Şimdi bakalım kamu ne cevap vermiş?
Medyaya yansıyan bilgilere göre inşaatı üstlenen şirketlere 6,5 milyar Euro yolcu garantisi verilmiş. Bu daha az yolcu gelirse farkın Devlet Hava Meydanları ve Limanları İşletmesi (DHMİ) tarafından karşılanacağı anlamına geliyor.
Yolcu garantisi konusunda tartışma yok ama kredi üstlenimi insanların kafasını biraz karıştırmış gibi görünüyor.
3996 Sayılı Yap İşlet Devret Kanunun ilgili maddesi şöyle:
“Kredi Üstlenimi
Madde 11/A : Genel bütçe dışındaki kamu kurum ve kuruluşları ile bağlı ortaklıklar ve mahalli idareler tarafından gerçekleştirilen yatırım ve hizmetlere yönelik sözleşmelerde sözleşmelerin suresinden önce feshedilerek tesisin ilgili idareler tarafından devralınmasının öngörülmesi halinde, yatırım ve hizmetlerin finansmanı amacıyla temin edilen yurt dışından sağlanan finansmanı ve varsa bu finansmanın teminine yönelik türev ürünlerden kaynaklananlar da dahil olmak üzere mali yükümlülükleri üstlenmeye söz konusu idare yetkilidir.”
Madde açık. DHMİ, diğer KİT’ler veya belediyeler yap-işlet-devret modeliyle yaptırdıkları bir proje için yurt dışından sağlanan finansmana üstlenim garantisi verebilirler.

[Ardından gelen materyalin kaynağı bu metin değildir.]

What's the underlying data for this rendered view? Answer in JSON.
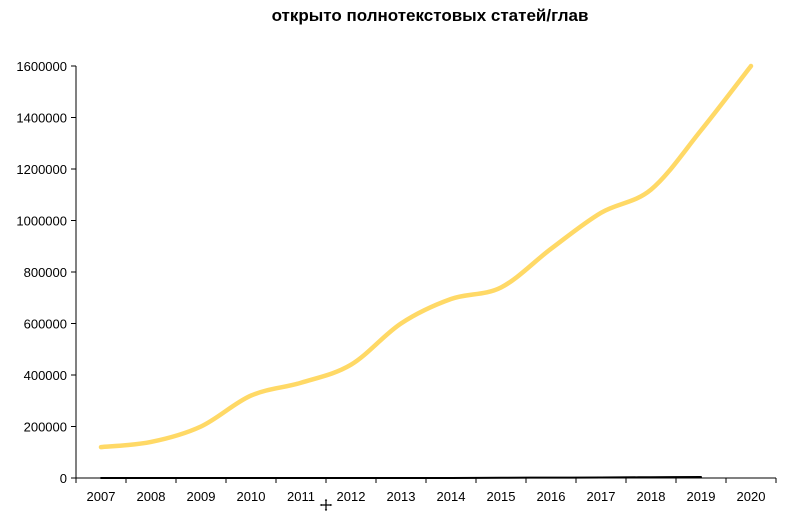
{
  "chart_data": {
    "type": "line",
    "title": "открыто полнотекстовых статей/глав",
    "xlabel": "",
    "ylabel": "",
    "categories": [
      "2007",
      "2008",
      "2009",
      "2010",
      "2011",
      "2012",
      "2013",
      "2014",
      "2015",
      "2016",
      "2017",
      "2018",
      "2019",
      "2020"
    ],
    "yticks": [
      "0",
      "200000",
      "400000",
      "600000",
      "800000",
      "1000000",
      "1200000",
      "1400000",
      "1600000"
    ],
    "ylim": [
      0,
      1600000
    ],
    "grid": false,
    "legend": "none",
    "series": [
      {
        "color": "#FFD966",
        "values": [
          120000,
          140000,
          200000,
          320000,
          370000,
          440000,
          600000,
          695000,
          740000,
          890000,
          1030000,
          1120000,
          1350000,
          1600000
        ]
      },
      {
        "color": "#000000",
        "values": [
          0,
          0,
          0,
          0,
          0,
          0,
          0,
          0,
          1000,
          1500,
          2000,
          3000,
          4000,
          null
        ]
      }
    ]
  }
}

Ancak burada Hazine, KİT’lerin ve belediyelerin üstlendiği risklerin kendi üzerlerinde görünmesini istemediği için basit bir “uyanıklık” yapmış. Riskler ilgili kurumda görünsün demiş.

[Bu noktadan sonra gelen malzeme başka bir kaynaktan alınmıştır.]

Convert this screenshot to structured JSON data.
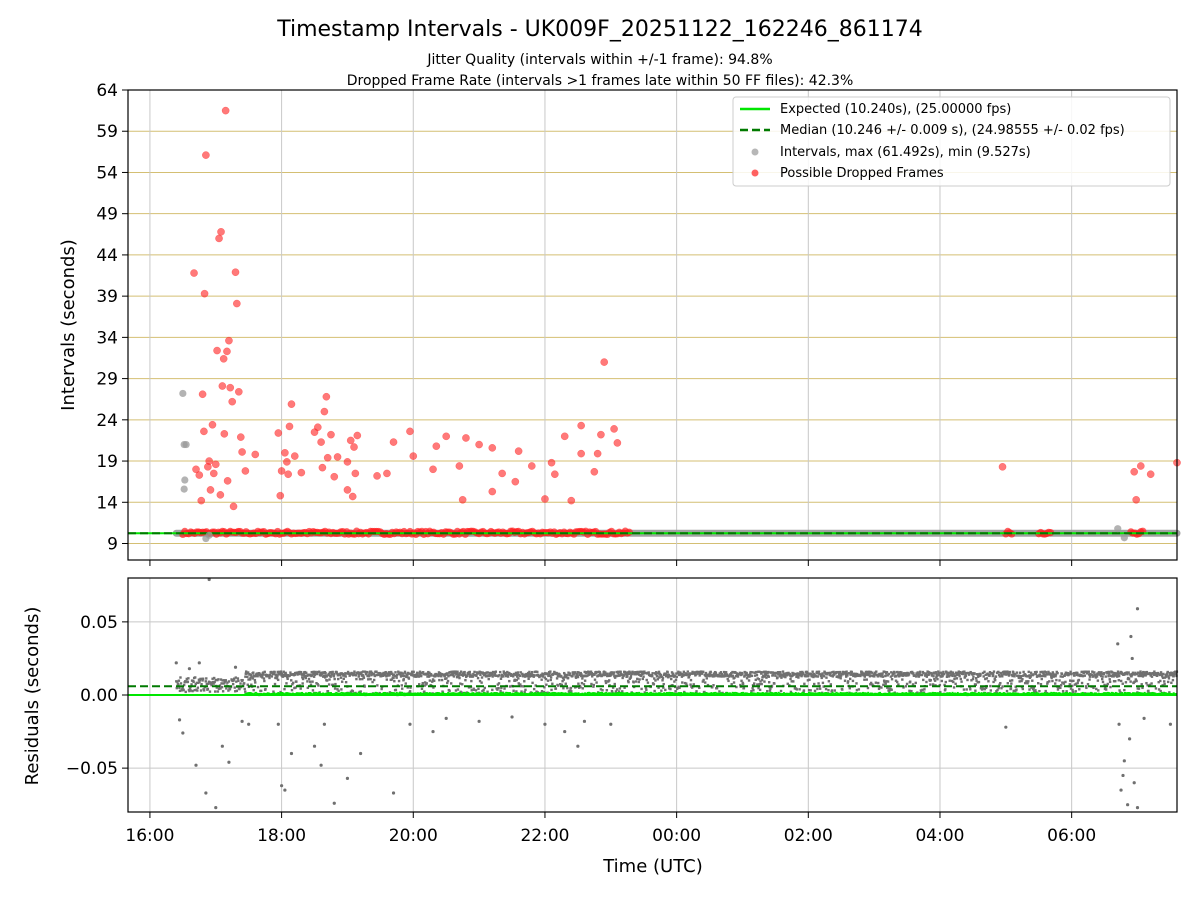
{
  "title": "Timestamp Intervals - UK009F_20251122_162246_861174",
  "subtitle1": "Jitter Quality (intervals within +/-1 frame): 94.8%",
  "subtitle2": "Dropped Frame Rate (intervals >1 frames late within 50 FF files): 42.3%",
  "colors": {
    "expected": "#00e600",
    "median": "#007a00",
    "intervals": "#999999",
    "dropped": "#ff2020",
    "residuals": "#707070",
    "hgrid_top": "#d4bf73",
    "grid": "#c8c8c8"
  },
  "chart_data": [
    {
      "type": "scatter",
      "ylabel": "Intervals (seconds)",
      "ylim": [
        7,
        64
      ],
      "yticks": [
        9,
        14,
        19,
        24,
        29,
        34,
        39,
        44,
        49,
        54,
        59,
        64
      ],
      "ytick_labels": [
        "9",
        "14",
        "19",
        "24",
        "29",
        "34",
        "39",
        "44",
        "49",
        "54",
        "59",
        "64"
      ],
      "grid": true,
      "legend_position": "top-right",
      "legend": [
        "Expected (10.240s), (25.00000 fps)",
        "Median (10.246 +/- 0.009 s), (24.98555 +/- 0.02 fps)",
        "Intervals, max (61.492s), min (9.527s)",
        "Possible Dropped Frames"
      ],
      "expected_interval": 10.24,
      "median_interval": 10.246,
      "baseline_intervals": {
        "y": 10.24,
        "spans": [
          [
            16.4,
            31.6
          ]
        ]
      },
      "dropped_baseline": {
        "y": 10.3,
        "spans": [
          [
            16.5,
            23.3
          ],
          [
            30.9,
            31.1
          ],
          [
            29.0,
            29.1
          ],
          [
            29.5,
            29.7
          ]
        ]
      },
      "intervals_gray": [
        {
          "x": 16.5,
          "y": 27.2
        },
        {
          "x": 16.52,
          "y": 21.0
        },
        {
          "x": 16.55,
          "y": 21.0
        },
        {
          "x": 16.53,
          "y": 16.7
        },
        {
          "x": 16.52,
          "y": 15.6
        },
        {
          "x": 16.9,
          "y": 10.0
        },
        {
          "x": 16.85,
          "y": 9.6
        },
        {
          "x": 30.7,
          "y": 10.8
        },
        {
          "x": 30.8,
          "y": 9.7
        }
      ],
      "dropped": [
        {
          "x": 16.67,
          "y": 41.8
        },
        {
          "x": 16.75,
          "y": 17.3
        },
        {
          "x": 16.8,
          "y": 27.1
        },
        {
          "x": 16.82,
          "y": 22.6
        },
        {
          "x": 16.83,
          "y": 39.3
        },
        {
          "x": 16.85,
          "y": 56.1
        },
        {
          "x": 16.88,
          "y": 18.3
        },
        {
          "x": 16.9,
          "y": 19.0
        },
        {
          "x": 16.92,
          "y": 15.5
        },
        {
          "x": 16.95,
          "y": 23.4
        },
        {
          "x": 16.97,
          "y": 17.5
        },
        {
          "x": 17.0,
          "y": 18.6
        },
        {
          "x": 17.02,
          "y": 32.4
        },
        {
          "x": 17.05,
          "y": 46.0
        },
        {
          "x": 17.08,
          "y": 46.8
        },
        {
          "x": 17.1,
          "y": 28.1
        },
        {
          "x": 17.12,
          "y": 31.4
        },
        {
          "x": 17.13,
          "y": 22.3
        },
        {
          "x": 17.15,
          "y": 61.5
        },
        {
          "x": 17.17,
          "y": 32.3
        },
        {
          "x": 17.2,
          "y": 33.6
        },
        {
          "x": 17.22,
          "y": 27.9
        },
        {
          "x": 17.25,
          "y": 26.2
        },
        {
          "x": 17.3,
          "y": 41.9
        },
        {
          "x": 17.32,
          "y": 38.1
        },
        {
          "x": 17.35,
          "y": 27.4
        },
        {
          "x": 17.27,
          "y": 13.5
        },
        {
          "x": 17.4,
          "y": 20.1
        },
        {
          "x": 17.45,
          "y": 17.8
        },
        {
          "x": 17.6,
          "y": 19.8
        },
        {
          "x": 16.7,
          "y": 18.0
        },
        {
          "x": 16.78,
          "y": 14.2
        },
        {
          "x": 17.07,
          "y": 14.9
        },
        {
          "x": 17.18,
          "y": 16.6
        },
        {
          "x": 17.38,
          "y": 21.9
        },
        {
          "x": 17.95,
          "y": 22.4
        },
        {
          "x": 18.0,
          "y": 17.8
        },
        {
          "x": 18.05,
          "y": 20.0
        },
        {
          "x": 18.1,
          "y": 17.4
        },
        {
          "x": 18.12,
          "y": 23.2
        },
        {
          "x": 18.15,
          "y": 25.9
        },
        {
          "x": 18.2,
          "y": 19.6
        },
        {
          "x": 18.3,
          "y": 17.6
        },
        {
          "x": 17.98,
          "y": 14.8
        },
        {
          "x": 18.08,
          "y": 18.9
        },
        {
          "x": 18.5,
          "y": 22.5
        },
        {
          "x": 18.55,
          "y": 23.1
        },
        {
          "x": 18.6,
          "y": 21.3
        },
        {
          "x": 18.65,
          "y": 25.0
        },
        {
          "x": 18.68,
          "y": 26.8
        },
        {
          "x": 18.7,
          "y": 19.4
        },
        {
          "x": 18.75,
          "y": 22.2
        },
        {
          "x": 18.8,
          "y": 17.1
        },
        {
          "x": 18.85,
          "y": 19.5
        },
        {
          "x": 18.62,
          "y": 18.2
        },
        {
          "x": 19.0,
          "y": 18.9
        },
        {
          "x": 19.05,
          "y": 21.5
        },
        {
          "x": 19.1,
          "y": 20.7
        },
        {
          "x": 19.15,
          "y": 22.1
        },
        {
          "x": 19.12,
          "y": 17.5
        },
        {
          "x": 19.0,
          "y": 15.5
        },
        {
          "x": 19.08,
          "y": 14.7
        },
        {
          "x": 19.45,
          "y": 17.2
        },
        {
          "x": 19.6,
          "y": 17.5
        },
        {
          "x": 19.7,
          "y": 21.3
        },
        {
          "x": 19.95,
          "y": 22.6
        },
        {
          "x": 20.0,
          "y": 19.6
        },
        {
          "x": 20.3,
          "y": 18.0
        },
        {
          "x": 20.35,
          "y": 20.8
        },
        {
          "x": 20.5,
          "y": 22.0
        },
        {
          "x": 20.7,
          "y": 18.4
        },
        {
          "x": 20.75,
          "y": 14.3
        },
        {
          "x": 20.8,
          "y": 21.8
        },
        {
          "x": 21.0,
          "y": 21.0
        },
        {
          "x": 21.2,
          "y": 20.6
        },
        {
          "x": 21.2,
          "y": 15.3
        },
        {
          "x": 21.35,
          "y": 17.5
        },
        {
          "x": 21.55,
          "y": 16.5
        },
        {
          "x": 21.6,
          "y": 20.2
        },
        {
          "x": 21.8,
          "y": 18.4
        },
        {
          "x": 22.0,
          "y": 14.4
        },
        {
          "x": 22.1,
          "y": 18.8
        },
        {
          "x": 22.3,
          "y": 22.0
        },
        {
          "x": 22.55,
          "y": 23.3
        },
        {
          "x": 22.55,
          "y": 19.9
        },
        {
          "x": 22.8,
          "y": 19.9
        },
        {
          "x": 22.85,
          "y": 22.2
        },
        {
          "x": 22.9,
          "y": 31.0
        },
        {
          "x": 23.05,
          "y": 22.9
        },
        {
          "x": 23.1,
          "y": 21.2
        },
        {
          "x": 22.75,
          "y": 17.7
        },
        {
          "x": 22.4,
          "y": 14.2
        },
        {
          "x": 22.15,
          "y": 17.4
        },
        {
          "x": 28.95,
          "y": 18.3
        },
        {
          "x": 31.2,
          "y": 17.4
        },
        {
          "x": 31.6,
          "y": 18.8
        },
        {
          "x": 30.95,
          "y": 17.7
        },
        {
          "x": 31.05,
          "y": 18.4
        },
        {
          "x": 30.98,
          "y": 14.3
        }
      ]
    },
    {
      "type": "scatter",
      "xlabel": "Time (UTC)",
      "ylabel": "Residuals (seconds)",
      "ylim": [
        -0.08,
        0.08
      ],
      "yticks": [
        -0.05,
        0.0,
        0.05
      ],
      "ytick_labels": [
        "−0.05",
        "0.00",
        "0.05"
      ],
      "xlim": [
        15.667,
        31.6
      ],
      "xticks": [
        16,
        18,
        20,
        22,
        24,
        26,
        28,
        30
      ],
      "xtick_labels": [
        "16:00",
        "18:00",
        "20:00",
        "22:00",
        "00:00",
        "02:00",
        "04:00",
        "06:00"
      ],
      "grid": true,
      "expected_residual": 0.0,
      "median_residual": 0.006,
      "dense_band": {
        "x_range": [
          17.45,
          31.6
        ],
        "y_range": [
          0.0,
          0.016
        ]
      },
      "early_band": {
        "x_range": [
          16.4,
          17.45
        ],
        "y_range": [
          0.002,
          0.012
        ]
      },
      "outliers": [
        {
          "x": 16.4,
          "y": 0.022
        },
        {
          "x": 16.45,
          "y": -0.017
        },
        {
          "x": 16.5,
          "y": -0.026
        },
        {
          "x": 16.6,
          "y": 0.018
        },
        {
          "x": 16.7,
          "y": -0.048
        },
        {
          "x": 16.75,
          "y": 0.022
        },
        {
          "x": 16.85,
          "y": -0.067
        },
        {
          "x": 16.9,
          "y": 0.079
        },
        {
          "x": 17.0,
          "y": -0.077
        },
        {
          "x": 17.1,
          "y": -0.035
        },
        {
          "x": 17.2,
          "y": -0.046
        },
        {
          "x": 17.3,
          "y": 0.019
        },
        {
          "x": 17.4,
          "y": -0.018
        },
        {
          "x": 17.5,
          "y": -0.02
        },
        {
          "x": 17.95,
          "y": -0.02
        },
        {
          "x": 18.0,
          "y": -0.062
        },
        {
          "x": 18.05,
          "y": -0.065
        },
        {
          "x": 18.15,
          "y": -0.04
        },
        {
          "x": 18.5,
          "y": -0.035
        },
        {
          "x": 18.6,
          "y": -0.048
        },
        {
          "x": 18.65,
          "y": -0.02
        },
        {
          "x": 18.8,
          "y": -0.074
        },
        {
          "x": 19.0,
          "y": -0.057
        },
        {
          "x": 19.2,
          "y": -0.04
        },
        {
          "x": 19.7,
          "y": -0.067
        },
        {
          "x": 19.95,
          "y": -0.02
        },
        {
          "x": 20.3,
          "y": -0.025
        },
        {
          "x": 20.5,
          "y": -0.016
        },
        {
          "x": 21.0,
          "y": -0.018
        },
        {
          "x": 21.5,
          "y": -0.015
        },
        {
          "x": 22.0,
          "y": -0.02
        },
        {
          "x": 22.3,
          "y": -0.025
        },
        {
          "x": 22.5,
          "y": -0.035
        },
        {
          "x": 22.6,
          "y": -0.018
        },
        {
          "x": 23.0,
          "y": -0.02
        },
        {
          "x": 29.0,
          "y": -0.022
        },
        {
          "x": 31.1,
          "y": -0.016
        },
        {
          "x": 31.5,
          "y": -0.02
        },
        {
          "x": 30.7,
          "y": 0.035
        },
        {
          "x": 30.75,
          "y": -0.065
        },
        {
          "x": 30.8,
          "y": -0.045
        },
        {
          "x": 30.85,
          "y": -0.075
        },
        {
          "x": 30.9,
          "y": 0.04
        },
        {
          "x": 30.95,
          "y": -0.06
        },
        {
          "x": 31.0,
          "y": -0.077
        },
        {
          "x": 31.0,
          "y": 0.059
        },
        {
          "x": 30.88,
          "y": -0.03
        },
        {
          "x": 30.78,
          "y": -0.055
        },
        {
          "x": 30.72,
          "y": -0.02
        },
        {
          "x": 30.92,
          "y": 0.025
        }
      ]
    }
  ]
}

Şimdi imzalanan kredilerin iki yanına dikkat ederek değerlendirmeye devam edelim. Birincisi, Euro cinsi borçlanma olduğu halde hiç yabancı banka yok. Yabancı bankalar para dağıtacak yer ararken neden böylesine sağlam, garantilerle dolu bir anlaşmayı finanse etmediler? Cevabın teknik yanı şu: DHMİ üzerinden olaylı değil direk Hazine garantisi istediler. Hazine olmaz dedi.
İkincisi, teknik dokümanlara bakarsanız, kredi verenlerin hiç birisi Türkiye’de kurulmuş banka değil, hepsi “yabancı”(!). Adı geçen bankaların yurtdışında kurulmuş iştirakleri ve/veya off-shore şubeleri.
İşlemlerin böyle kulağını tersten gösterir gibi yapılmasının nedeni yukarıdaki yasa maddesinde geçen “finansmanın yurt dışından sağlanması” zorunluluğu. Basında adı geçen bankalar bu kadar büyük krediyi Ankara’daki şubelerinden verselerdi DHMİ kredi üstlenim garantisi veremezdi.
Gelelim DHMİ’nin 11 milyar Euro ‘luk risk üstlenmesine. Kendi sermayesi 2 milyar TL civarında olan bir şirketin bu kadar büyük yükün altına girmesi mümkün değil. Zaten yurt dışındaki bankalar da bu nedenle doğrudan Hazine garantisi talep etmiş olabilirler.
Bence kimseyi kandırmayı denemeye gerek yoktu. DHMİ’nin yüzde 100 hissesi Hazine’ye ait. Gerek olunca bütçeden KİT’lerin sermayesine para aktarılıyor. Aynen TCDD örneğinde olduğu gibi. TCDD’nin hemen hemen bütün yatırımları bütçeden finanse ediliyor. Bir sorun çıktığında DHMİ için de aynı işlem yapılacak. Dolayısıyla riskleri Hazine’de göstermemek tamamen hesapların gizlenmesine yönelik bir işlem.
Özetle Hazine yukarıdaki ilk cevap seçeneğini seçmiş. “Çoğunun borcu beni ilgilendirmez” demeye getiriyor.
Ancak benim gibi ikinci seçeneğe doğru cevap diyenlere son bir hatırlatma yapayım. 4,5 milyar Euro ‘luk kredinin 3,4 milyarlık bölümü kamu bankalarından verilmiş. Onlar da dövizi dışarıdan borçlandılar. Yarın olurda kamu bankalarının döviz ihtiyacı doğarsa, onların da sahibi olan Hazine, “çocuklarının” borçları karşısında ilgisiz mi kalacak? Olabilir mi?
Kısacası bu yükler, muhasebe kaydı olarak başka yerde görünse de, eninde sonunda Hazine’ye aittir.